Por Luis Carranza Torres* y Carlos Krauth**
No vamos aquí a comentar respecto del resultado electoral. O sus consecuencias, que parecen sucederse minuto a minuto. Se ha dicho mucho ya al respecto y se seguirá diciendo. Preferimos reflexionar sobre otra arista que no vemos muy comentada o analizada. No en cuanto a sus implicancias o cómo salir de ella.
Al igual que con las PASO, en los días previos a la elección del pasado domingo se repitieron una serie de conductas sociales que no son sino síntomas de un problema mucho mayor del cual casi nadie quiere hacerse cargo.
Dólar rebotando diez pesos arriba, gente haciendo cola para comprar elementos de construcción o retirando plata de los bancos. Proveedores que no daban precios ni cerraban pedidos para el lunes posterior.
Como siempre, pero de forma más marcada que nunca, la inseguridad y el temor “a lo que vendrá” se apoderó de la gente.
¿Por qué será que un acontecimiento social y político tan trascendente para la vida de todos nosotros se transforma en corridas, angustia, enfrentamientos, etcétera? No discutimos que la posibilidad de que cambien las autoridades genera lógicamente expectativas e incertidumbre. Pero si llegar al extremo al que llegamos en el que, por ejemplo, los precios suben “por las dudas” o la compra de dólares se acentúa porque no se sabe qué pasará con la economía… La actividad judicial entra en una especie de impasse, y cualquier decisión que se tome (hablamos de causas con relevancia política) es tachada de parcialidad por los ciudadanos. Así podríamos seguir, hasta el infinito, enumerando situaciones.
Es cierto que en estas elecciones el contexto internacional, fundamentalmente latinoamericano, no ayuda mucho. Veamos lo que pasó en Ecuador, Bolivia o Chile. Ni hablar de Venezuela. Sin embargo, estamos convencidos de que nuestros candidatos y autoridades colaboran desde adentro para generar el mal clima.

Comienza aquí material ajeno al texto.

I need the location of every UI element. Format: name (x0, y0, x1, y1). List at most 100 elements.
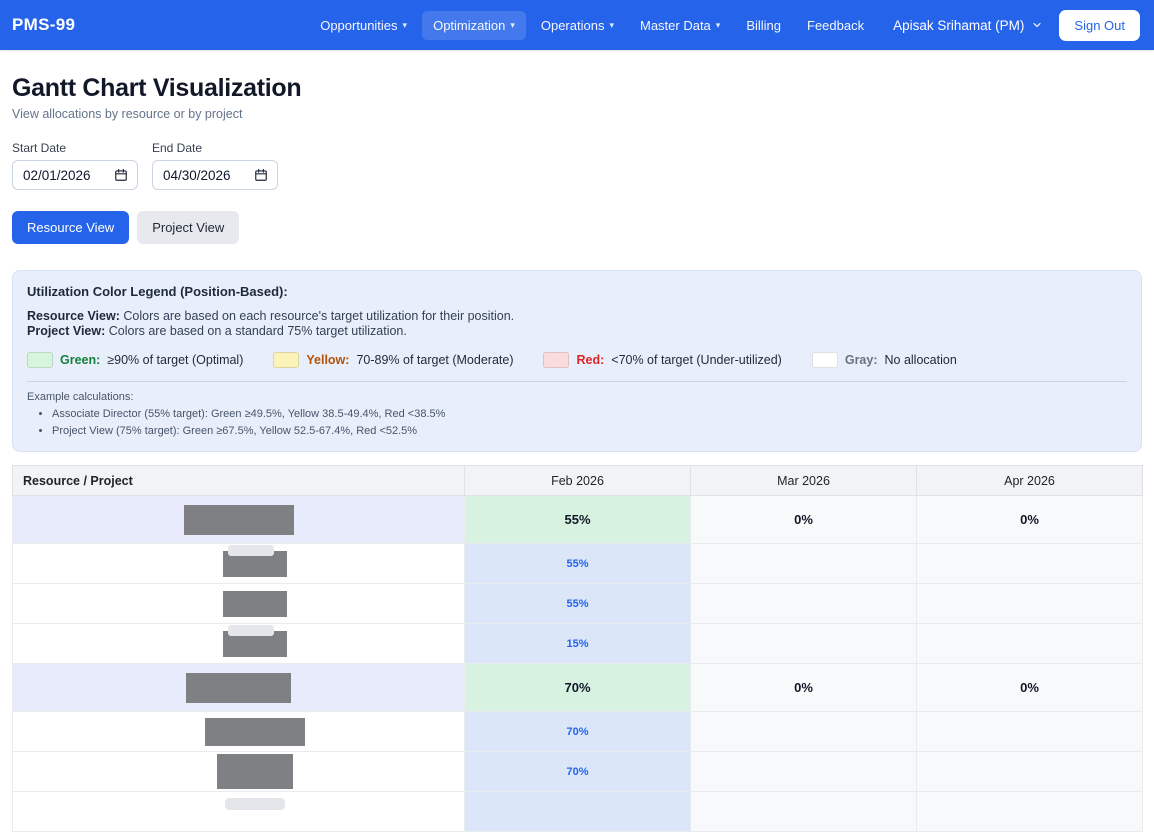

Cada uno parece ser el que viene a salvarnos de los demás que son los malos. Si seguimos esa lógica todos serian malos, ¿no? Y tal vez el origen de eso sea nuestro descreimiento por la institucionalidad. Un sentimiento que ha sido funcional a cierta clase política que ha tomado al Estado como productor de puestos públicos de lujo, por decir lo menos. Y en un ámbito para enriquecerse a costillas de lo que es de todos, para decir lo más.
El espíritu de servicio no se aprecia frecuentemente en quienes deberían tenerlo. Sí, en cambio, sin distinción de facciones o colores se observa un marcado crecimiento personal que luego, por lo general, no se concreta en las acciones de gobierno. Se ve, sí, bastante vanidad, mucha chicana, mucho comentario tan ingenioso como desprovisto de cualquier bagaje profundo. El discurso político se transforma entonces en una charla de adolescentes soberbios.
Creer que quien nos va a salvar es un determinada persona y no el seguir las reglas institucionales (que las autoridades deben ser los primeros en seguir, obviamente) entendemos que es una de las principales causas de por qué nos va cómo nos va.
En lo jurídico específicamente, hablar de cambios en la Constitución (cuando ello debería ser generado por medio del consenso democrático de los ciudadanos) o criticar las decisiones de los jueces afirmando que se revisaran sus sentencias, indudablemente genera una gran inseguridad. Lo mismo, de parte de la Justicia: apurar resoluciones o demorar otras que en tiempos “normales” se dictarían tampoco son conductas que colaboren a la normalidad.
La gente reacciona como reacciona porque tiene memoria. Por las veces que los defraudaron antes, de una u otra bandería. Porque entiende, mejor que sus dirigentes, que no puede cambiarse todo en un instante. O que siempre todo esté en discusión conforme al que está “arriba”. O porque constata que la seguridad jurídica no existe o aparece de a ratos y siempre tímidamente.
Ésas son las cuestiones a solucionar. Y, junto con la pobreza estructural, el principal debe de toda una clase política. Esa que, tras varias décadas de democracia, esconde la cabeza a las cuestiones principales que deben darle sustentabilidad.